Utopiana est un lieu de résidence artistique à Genève. L’institution développe et valorise des pratiques de l’art qui questionnent notre rapport avec l’ensemble du monde vivant et qui sont ancrées dans la vie quotidienne.

La structure m’accueille durant plusieurs semaines pour accompagner une partie de ma recherche sous le nom “Des épitaphes”.  J’y suis restée une première semaine en avril 2025 pour arpenter les cimetières proches de la résidence dans une optique d’intégrer le territoire à ma démarche. Anna, la directrice m’informe qu’un·e renard·e est enterré·e dans le jardin de la résidence.



C'était un·e visiteur·ice régulier·e et un jour, i·elle a été retrouvé·e mort·e. On lui a fait une cérémonie et on l'a enseveli·e pour lui offrir "une mort digne".

Un·e renard·e, habituellement, se fait manger au grand air. Mais offrir une mort digne pour un·e renard·e en tant qu’humain·es, c'est lui donner un lieu de mort qui atteste qu'on l'a respecté·e en tant qu'être à part entière.

Ma soeur s'est un jour arrêtée en voiture pour déplacer sur le bas côté un·e pigeon·ne qui venait de se faire écrasé·e. Pour sa dignité. 

Ici, lorsqu'un animal meurt, il est considéré par la loi comme un "déchet". 
Il existe des cimetières dits pour “animaux” comme le Cimetière des chiens à Asnières-sur-Seine (qui contient en réalité des sépultures de tout un tas d’animaux domestiques), mais je ne crois pas que l'on m'autoriserait à y être enterrée avec mon chat.

C’est pourquoi, en tant qu'humaine, savoir qu'un·e renard·e est enterré·e là me réconforte. 
J’aime imaginer être enterrée à ses côtés. 

Dans une nouvelle “Une veillée pour un wombat : in memoriam Birubi”, Val Plumwood raconte son amitié avec un wombat. I·elles ne vivaient pas ensemble, mais elle l’avait soigné petit et il revenait régulièrement lui rendre visite.  Elle devait parfois freiner ses ardeurs à vouloir s’installer dans sa chambre et il se montrait parfois jaloux. Cela ne l’empêchait pas de repartir plusieurs semaines avant de revenir la voir. À sa mort, elle a organisé une cérémonie à laquelle le voisinage et celles et ceux qui l’ont connu se sont joint·es.

Je ne sais pas si les personnes qui ont enterré·e le ou la renard·e lui rendent visite. Peut-être ont-elles une pensée pour i·elle en regardant le cerisier en fleur.

Beaucoup de gens ne vont pas voir leurs proches au cimetière, mais c’est peut-être nécessaire pour leur équilibre de savoir qu'i·elles y sont. Cet·te renard·e est là, donc l'histoire de sa mort, sa sépulture s’invite dans la recherche. C'est un·e mort·e tout près. Nous cohabitons, nous sommes un mélange mort-vivant en connexion.

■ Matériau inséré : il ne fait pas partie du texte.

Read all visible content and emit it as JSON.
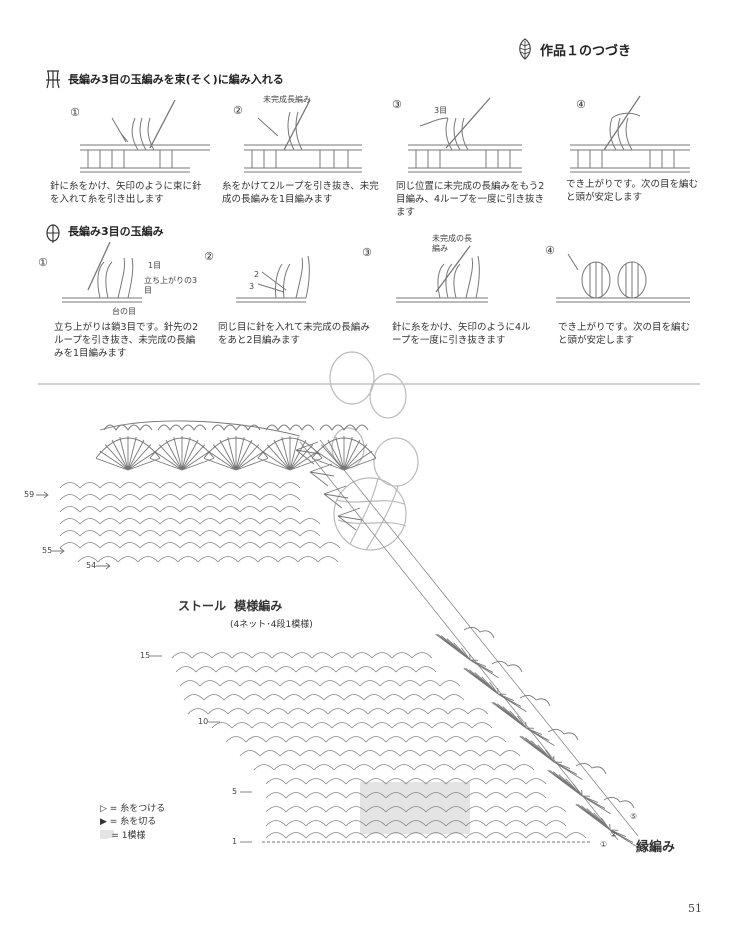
{
  "header": {
    "title": "作品１のつづき",
    "leaf_icon": "leaf-icon"
  },
  "section1": {
    "title": "長編み3目の玉編みを束(そく)に編み入れる",
    "steps": [
      {
        "num": "①",
        "caption": "針に糸をかけ、矢印のように束に針を入れて糸を引き出します"
      },
      {
        "num": "②",
        "label": "未完成長編み",
        "caption": "糸をかけて2ループを引き抜き、未完成の長編みを1目編みます"
      },
      {
        "num": "③",
        "label": "3目",
        "caption": "同じ位置に未完成の長編みをもう2目編み、4ループを一度に引き抜きます"
      },
      {
        "num": "④",
        "caption": "でき上がりです。次の目を編むと頭が安定します"
      }
    ]
  },
  "section2": {
    "title": "長編み3目の玉編み",
    "steps": [
      {
        "num": "①",
        "labels": [
          "1目",
          "立ち上がりの3目",
          "台の目"
        ],
        "caption": "立ち上がりは鎖3目です。針先の2ループを引き抜き、未完成の長編みを1目編みます"
      },
      {
        "num": "②",
        "labels": [
          "2",
          "3"
        ],
        "caption": "同じ目に針を入れて未完成の長編みをあと2目編みます"
      },
      {
        "num": "③",
        "label": "未完成の長編み",
        "caption": "針に糸をかけ、矢印のように4ループを一度に引き抜きます"
      },
      {
        "num": "④",
        "caption": "でき上がりです。次の目を編むと頭が安定します"
      }
    ]
  },
  "chart": {
    "title_a": "ストール",
    "title_b": "模様編み",
    "subtitle": "(4ネット･4段1模様)",
    "row_labels_top": [
      "59",
      "55",
      "54"
    ],
    "row_labels_bottom": [
      "15",
      "10",
      "5",
      "1"
    ],
    "edging_label": "縁編み",
    "edging_rows": [
      "①",
      "②",
      "⑤"
    ]
  },
  "legend": {
    "items": [
      {
        "symbol": "▷",
        "text": "= 糸をつける"
      },
      {
        "symbol": "▶",
        "text": "= 糸を切る"
      },
      {
        "symbol": "■",
        "text": "= 1模様"
      }
    ]
  },
  "page_number": "51",
  "colors": {
    "line": "#777777",
    "motif": "#b8b8b8",
    "repeat": "#e4e4e4"
  }
}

La maison d'Utopiana est aussi vouée à disparaître car elle fait partie de ces quartiers de villas que l'on supprime pour densifier la ville. Les maisons individuelles en pleine ville ne sont pas dans l'air du temps ni à gauche, ni à droite. Sauf les maisons de maître considérées comme patrimoniales. C'est comme dans les cimetières, il y a les caveaux familiaux, les tombes en marbre, les croix en bois et le jardin du souvenir. En fonction de son statut social et de sa richesse, notre survie est assurée que l'on soit maison ou humain·e.
La maison d'Utopiana et le ou la renard·e ne sont pas patrimoniales mais méritent d'être honoré·es pour tout ce qu'i·elles ont apporté à leur territoire. Lorsque la maison sera quittée, il faudra faire un rituel pour pleurer tout ce qui ne sera plus et remercier pour ce qui a été. 

                         
         
Comme elle n'a pas sa place dans un cimetière ni de protocole de commémoration officiel, nous concevrons sa tombe et lui achèterons un cercueil pour l'enterrer. Ainsi, lors des démolitions, un cercueil sera découvert engendrant une atmosphère suspicieuse. Qui est cette Utopiana qui a été ensevelie ici ?

La maison aura changé de statut. D’une hétérotopie, elle sera redevenue une utopie.

Peut-être que dans quelques années, lorsque la nature ne sera plus, des personnes imagineront un lieu idéal qui ressemblera à la maison d'Utopiana. Une maison modeste mais accueillante, entourée de beaux arbres et d'une nature sauvage. Un endroit où l'on peut cultiver des légumes et se retrouver pour vivre ensemble en collectif, mais aussi en solitude partagée. Pas un lieu de vie, mais un lieu de ralliement où il fait bon lire, réfléchir, fouiller dans la terre ou y reposer.